A bull call spread on WEAV is the bull call spread strategy applied to WEAV (stock). The strategy is structurally moderately bullish: A bull call spread buys an at-the-money call and sells an out-of-the-money call at a higher strike for defined risk and defined reward bounded by the strike width. With WEAV stock trading near $6.03, the strikes shown on this page are snapped to the nearest listed WEAV chain strike and the premiums come straight from the end-of-day bid/ask midpoint.
How are WEAV bull call spread max profit and max loss calculated?

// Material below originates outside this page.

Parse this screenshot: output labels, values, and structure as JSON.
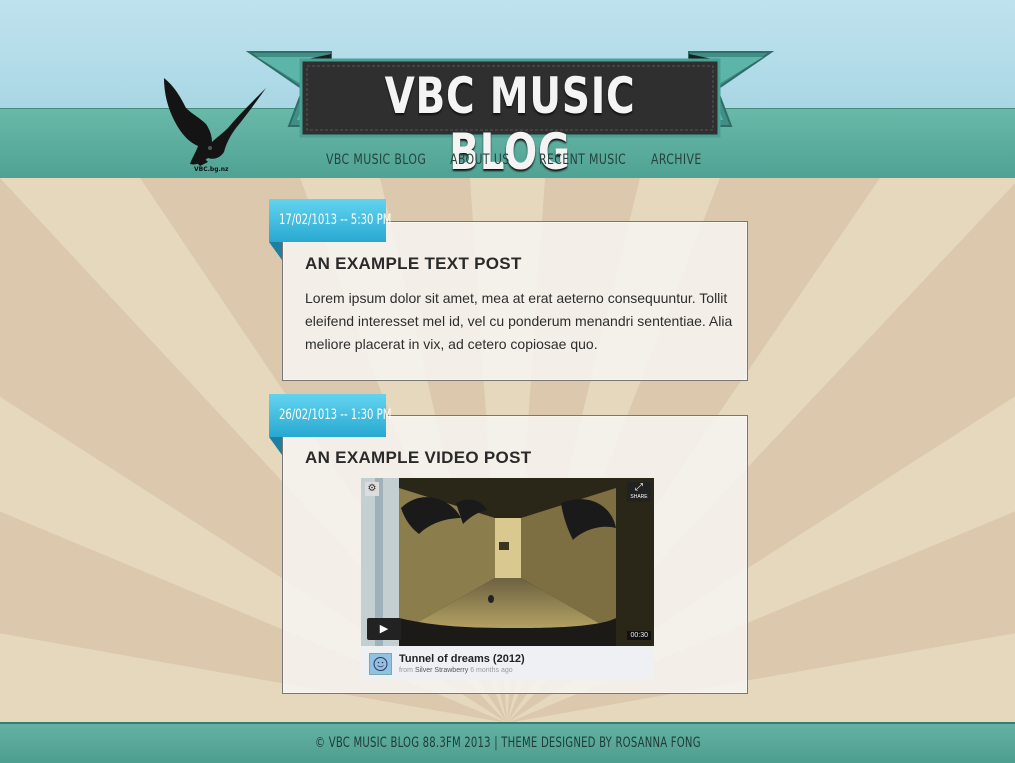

Max profit equals strike width minus net debit times 100; max loss equals net debit times 100. Breakeven is long-call strike plus net debit. For the WEAV bull call spread priced from the end-of-day chain at a 30-day expiry (ATM IV 72.60%), the computed maximum profit is unbounded per contract and the computed maximum loss is unbounded per contract. Live intraday quotes will differ as the chain moves through the trading session.
What is the breakeven for a WEAV bull call spread?
The breakeven for the WEAV bull call spread priced on this page is no defined breakeven on the modeled curve at expiration, derived from end-of-day chain premiums. Breakeven is the underlying price at which the strategy's P&L crosses zero ignoring transaction costs and assignment risk. The current WEAV market-implied 1-standard-deviation expected move is approximately 20.81%; if the move sits well outside the breakeven distance, the structure's risk-reward becomes correspondingly tighter.
When should you consider a bull call spread on WEAV?
Bull call spreads on WEAV reduce the cost of a bullish WEAV stock position by selling a higher-strike call; suited to moderate-move theses where price reaches but does not vastly exceed the short strike.
How does current WEAV implied volatility affect this bull call spread?
WEAV ATM IV is at 72.60% with IV rank near 12.26%, which is on the low end of its 1-year range. Premium-buying structures (long call, long put, debit spreads) are relatively cheap in this regime; premium-selling structures collect less credit per unit risk.